More simply, Russia’s immense territory interposed between China and the “West”, both in Europe and North America, would function in war as the Pacific Ocean serves the US, from San Diego and Pearl Harbor to Taiwan and China.

“As Trump Two kicks off, America is dealing with a distinctly more aggressive China.”

Trump is much better placed to bargain with Putin than Biden ever was — for one thing, he never insulted Putin as Biden did. But that is not the main reason why Trump has a decent chance of pulling off this diplomatic manoeuvre. These days, one of Putin’s growing worries is the territorial integrity of easternmost Siberia, Russia’s Maritime Province.

Local officials and academics in Vladivostok voiced acute concerns about Chinese intrusions even during my last visit in 2019 — before the sharp increase in China’s relative power caused by the Ukraine war. Since then, things have only grown more concerning.

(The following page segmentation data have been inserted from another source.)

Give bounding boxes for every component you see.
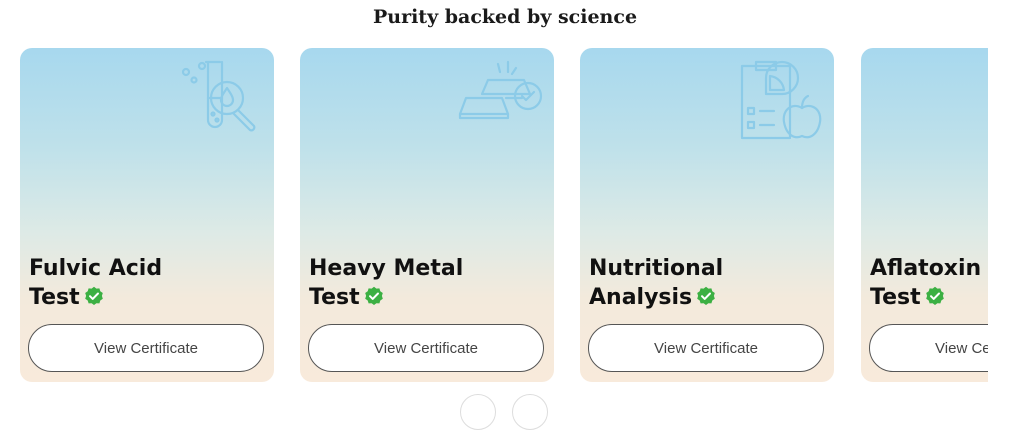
card-title-line1: Fulvic Acid [29,256,163,281]
card-heavy-metal-test: Heavy Metal Test View Certificate [300,48,554,382]
verified-check-icon [364,286,384,306]
verified-check-icon [925,286,945,306]
metal-bars-check-icon [458,58,544,144]
nutrition-report-apple-icon [738,58,824,144]
card-title: Aflatoxin Test [870,254,988,312]
card-title-line1: Heavy Metal [309,256,464,281]
card-nutritional-analysis: Nutritional Analysis View Certificate [580,48,834,382]
card-title-line1: Aflatoxin [870,256,982,281]
card-title: Nutritional Analysis [589,254,829,312]
card-title-line2: Test [870,285,921,310]
card-title: Fulvic Acid Test [29,254,269,312]
card-title-line2: Analysis [589,285,693,310]
certificate-carousel[interactable]: Fulvic Acid Test View Certificate Heavy … [0,48,988,384]
verified-check-icon [84,286,104,306]
view-certificate-button[interactable]: View Certificate [588,324,824,372]
section-title: Purity backed by science [372,6,638,28]
card-title: Heavy Metal Test [309,254,549,312]
carousel-next-button[interactable] [512,394,548,430]
view-certificate-button[interactable]: View Certificate [869,324,988,372]
carousel-prev-button[interactable] [460,394,496,430]
card-fulvic-acid-test: Fulvic Acid Test View Certificate [20,48,274,382]
card-aflatoxin-test: Aflatoxin Test View Certificate [861,48,988,382]
verified-check-icon [696,286,716,306]
card-title-line2: Test [309,285,360,310]
card-title-line1: Nutritional [589,256,724,281]
view-certificate-button[interactable]: View Certificate [28,324,264,372]
card-title-line2: Test [29,285,80,310]
test-tube-magnifier-icon [178,58,264,144]
view-certificate-button[interactable]: View Certificate [308,324,544,372]
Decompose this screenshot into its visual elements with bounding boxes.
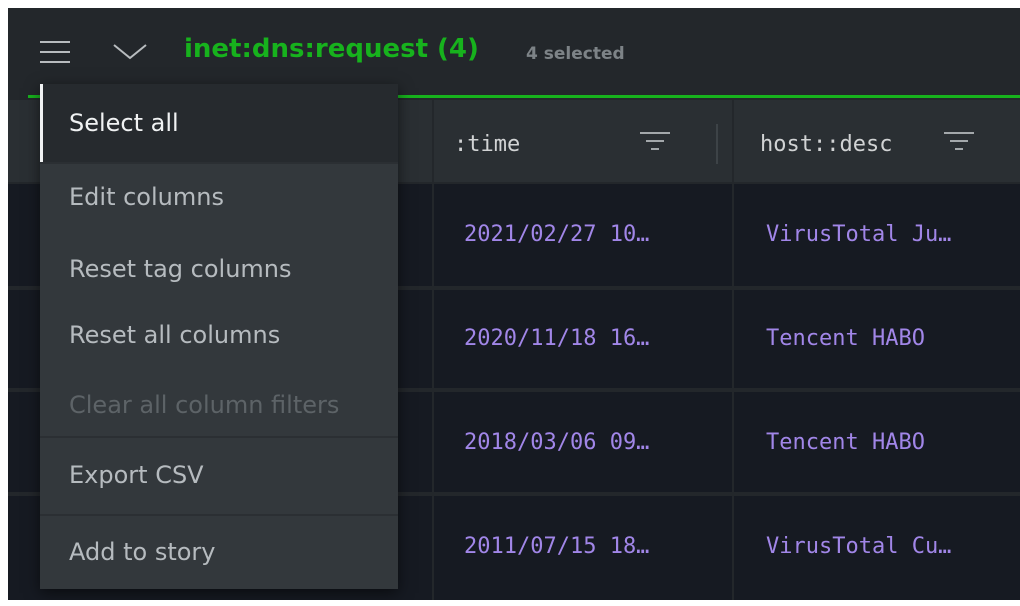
hamburger-icon[interactable] xyxy=(40,38,70,66)
filter-icon[interactable] xyxy=(944,130,974,152)
chevron-down-icon[interactable] xyxy=(112,42,148,62)
column-resize-handle[interactable] xyxy=(716,124,718,164)
header-bar: inet:dns:request (4) 4 selected xyxy=(8,8,1020,96)
table-cell-host-desc[interactable]: VirusTotal Cu… xyxy=(734,496,1020,600)
cell-time-text: 2020/11/18 16… xyxy=(464,326,650,351)
column-label-host-desc: host::desc xyxy=(760,132,893,157)
table-cell-host-desc[interactable]: VirusTotal Ju… xyxy=(734,184,1020,290)
column-header-time[interactable]: :time xyxy=(434,100,732,182)
cell-time-text: 2011/07/15 18… xyxy=(464,534,650,559)
menu-item-clear-filters: Clear all column filters xyxy=(69,391,340,419)
menu-item-select-all[interactable]: Select all xyxy=(40,84,398,162)
column-options-menu: Select all Edit columns Reset tag column… xyxy=(40,84,398,589)
menu-item-add-to-story[interactable]: Add to story xyxy=(40,516,398,589)
column-header-host-desc[interactable]: host::desc xyxy=(734,100,1020,182)
selection-count: 4 selected xyxy=(526,44,625,64)
table-cell-host-desc[interactable]: Tencent HABO xyxy=(734,290,1020,392)
cell-time-text: 2021/02/27 10… xyxy=(464,222,650,247)
table-cell-time[interactable]: 2011/07/15 18… xyxy=(434,496,732,600)
cell-host-desc-text: Tencent HABO xyxy=(766,326,925,351)
results-panel: inet:dns:request (4) 4 selected :time ho… xyxy=(8,8,1020,600)
cell-host-desc-text: Tencent HABO xyxy=(766,430,925,455)
page-title: inet:dns:request (4) xyxy=(184,34,479,64)
table-cell-time[interactable]: 2020/11/18 16… xyxy=(434,290,732,392)
cell-time-text: 2018/03/06 09… xyxy=(464,430,650,455)
menu-item-reset-tag-columns[interactable]: Reset tag columns xyxy=(40,234,398,302)
table-cell-host-desc[interactable]: Tencent HABO xyxy=(734,392,1020,496)
menu-item-export-csv[interactable]: Export CSV xyxy=(40,438,398,514)
table-cell-time[interactable]: 2018/03/06 09… xyxy=(434,392,732,496)
column-label-time: :time xyxy=(454,132,521,157)
filter-icon[interactable] xyxy=(640,130,670,152)
menu-item-reset-all-columns[interactable]: Reset all columns xyxy=(40,302,398,370)
cell-host-desc-text: VirusTotal Cu… xyxy=(766,534,952,559)
cell-host-desc-text: VirusTotal Ju… xyxy=(766,222,952,247)
table-cell-time[interactable]: 2021/02/27 10… xyxy=(434,184,732,290)
menu-item-edit-columns[interactable]: Edit columns xyxy=(40,164,398,234)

Ultimately, the problem is demographic. Eastern Siberia — officially the “Far Eastern Federal District” — is a tad smaller than Australia, much bigger than the European Union and twice the size of India, but only had a population of 8.1 million at the last count. Meanwhile, China’s northernmost big city Harbin has more than 10 million inhabitants all by itself, while its Heilongjiang province has 30 million, and Inner Mongolia another 24 million.

As the Chinese increasingly outnumber Russians along that immensely long and scarcely patrolled border, there are other shifts there to alarm Moscow. One small example tells a significant tale. In 2023, the Chinese government abruptly issued an ordinance that mandates the use of the pre-Russian name “Haishenwai” for Vladivostok, in place of the previous “Fúlādíwòsītuōkè” — which was clearly a meek attempt at a Chinese pronunciation of the Russian name.

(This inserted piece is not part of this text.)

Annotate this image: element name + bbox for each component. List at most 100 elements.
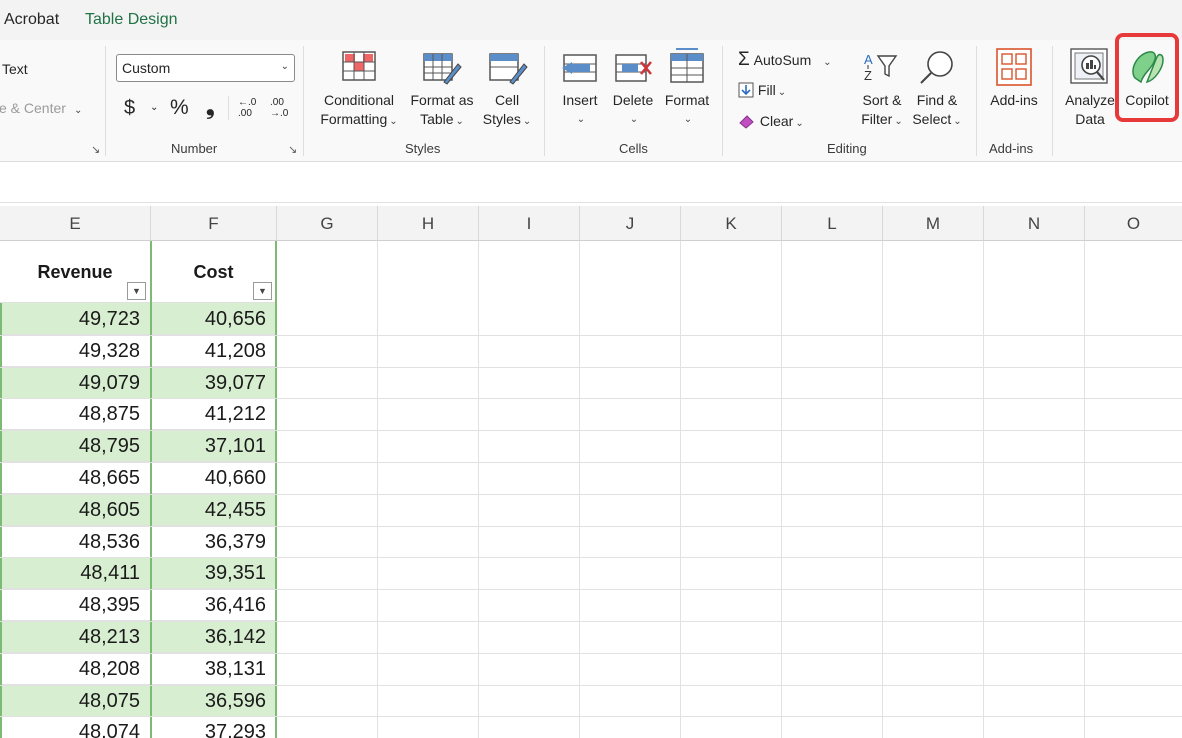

This seemingly innocuous linguistic tweak belies a deep historical resentment. The Chinese still remember with great bitterness the collapse of imperial power in the 19th century, and the ensuing territorial losses under “unequal treaties” and forced concessions to the British, French, Japanese, Austro-Hungary, Germany (in Qingdao where good German beer is still made), and even Italy, in Tianjin.

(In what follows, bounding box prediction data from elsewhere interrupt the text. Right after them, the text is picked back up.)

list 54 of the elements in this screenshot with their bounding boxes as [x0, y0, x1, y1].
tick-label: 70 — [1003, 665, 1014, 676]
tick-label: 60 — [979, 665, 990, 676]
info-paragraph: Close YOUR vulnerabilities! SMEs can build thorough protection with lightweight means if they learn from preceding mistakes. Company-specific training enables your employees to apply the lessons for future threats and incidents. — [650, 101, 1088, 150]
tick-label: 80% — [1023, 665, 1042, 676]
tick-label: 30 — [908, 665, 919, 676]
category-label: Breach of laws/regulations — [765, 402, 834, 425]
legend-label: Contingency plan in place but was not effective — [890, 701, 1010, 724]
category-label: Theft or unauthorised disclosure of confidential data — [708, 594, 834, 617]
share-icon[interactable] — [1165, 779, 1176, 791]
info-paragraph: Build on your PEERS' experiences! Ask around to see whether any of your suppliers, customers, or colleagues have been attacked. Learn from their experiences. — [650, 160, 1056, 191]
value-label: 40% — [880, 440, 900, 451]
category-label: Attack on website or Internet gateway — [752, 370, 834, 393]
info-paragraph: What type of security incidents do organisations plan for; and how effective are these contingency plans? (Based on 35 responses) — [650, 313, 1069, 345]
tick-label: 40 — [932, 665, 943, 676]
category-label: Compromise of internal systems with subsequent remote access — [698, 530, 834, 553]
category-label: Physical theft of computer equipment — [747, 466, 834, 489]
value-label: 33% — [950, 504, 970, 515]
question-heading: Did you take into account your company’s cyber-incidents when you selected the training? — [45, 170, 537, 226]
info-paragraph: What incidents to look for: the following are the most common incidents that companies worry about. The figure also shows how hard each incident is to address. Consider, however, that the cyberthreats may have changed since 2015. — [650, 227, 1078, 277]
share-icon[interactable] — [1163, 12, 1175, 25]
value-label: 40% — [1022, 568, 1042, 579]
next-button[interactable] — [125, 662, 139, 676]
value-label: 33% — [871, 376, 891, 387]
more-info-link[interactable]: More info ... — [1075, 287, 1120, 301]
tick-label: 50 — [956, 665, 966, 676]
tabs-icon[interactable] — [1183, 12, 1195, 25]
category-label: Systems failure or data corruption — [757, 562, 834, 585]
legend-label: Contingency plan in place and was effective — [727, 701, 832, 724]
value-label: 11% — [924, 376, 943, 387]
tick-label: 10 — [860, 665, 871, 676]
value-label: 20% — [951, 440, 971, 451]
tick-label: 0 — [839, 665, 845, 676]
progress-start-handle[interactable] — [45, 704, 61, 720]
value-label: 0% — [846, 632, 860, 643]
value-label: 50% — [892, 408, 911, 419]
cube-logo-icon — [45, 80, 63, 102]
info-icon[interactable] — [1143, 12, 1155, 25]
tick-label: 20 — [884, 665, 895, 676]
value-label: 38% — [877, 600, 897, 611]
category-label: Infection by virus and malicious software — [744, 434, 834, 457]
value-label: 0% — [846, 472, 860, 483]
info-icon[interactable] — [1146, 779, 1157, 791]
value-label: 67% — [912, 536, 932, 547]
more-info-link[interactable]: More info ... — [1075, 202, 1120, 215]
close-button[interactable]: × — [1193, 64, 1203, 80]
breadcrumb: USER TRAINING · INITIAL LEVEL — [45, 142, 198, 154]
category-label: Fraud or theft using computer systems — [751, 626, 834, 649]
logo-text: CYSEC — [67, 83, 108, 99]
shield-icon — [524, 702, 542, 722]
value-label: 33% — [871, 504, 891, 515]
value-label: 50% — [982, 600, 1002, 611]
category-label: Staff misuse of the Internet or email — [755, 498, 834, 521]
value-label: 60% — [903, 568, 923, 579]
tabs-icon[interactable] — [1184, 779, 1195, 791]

Over time, most of those territorial losses were revoked, including Hong Kong that reverted to China in 1997, but not the biggest territorial losses by far, which were extorted by Imperial Russia in 1858 and 1860. They now constitute a slice of Siberia and Russia’s Maritime Province in the Far East, including Vladivostok. In spite of the passage of time, many in China still remember the lost territories and the old humiliations only too keenly. Let’s not forget why the Russians invaded Ukraine.

Then, more recently, another warning appeared, with China’s very quiet but momentous request to build a modern container port in the bay of Slavianska, in Russia’s Maritime Province south of Vladivostok, where Chinese territory arrives within 11 miles of the Pacific Ocean. The Chinese certainly have a very good reason to build the port: the economy of the entire its north-east, the “rust belt” Dongbei, has long suffered from its distance from a seaport. As the economy there is transformed, so the Chinese threat increases.

So, yes, it is certainly a key Western interest that the war in Ukraine ends advantageously, with an agreed territorial settlement not imposed by either side. Equally, it is vitally important that Russia should not be as dependent on China as it now is. Europe may have its head stuck in the sand in this regard, but it seems that Trump has spotted this opportunity, realising that in Putin’s pursuit of a favourable outcome in Ukraine there is an opportunity to detach him from Beijing. While it might seem far-fetched, even for this most unpredictable of presidents, the televised humiliation of Zelensky did seem to indicate that Nixonian intent.


Professor Edward Luttwak is a strategist and historian known for his works on grand strategy, geoeconomics, military history, and international relations.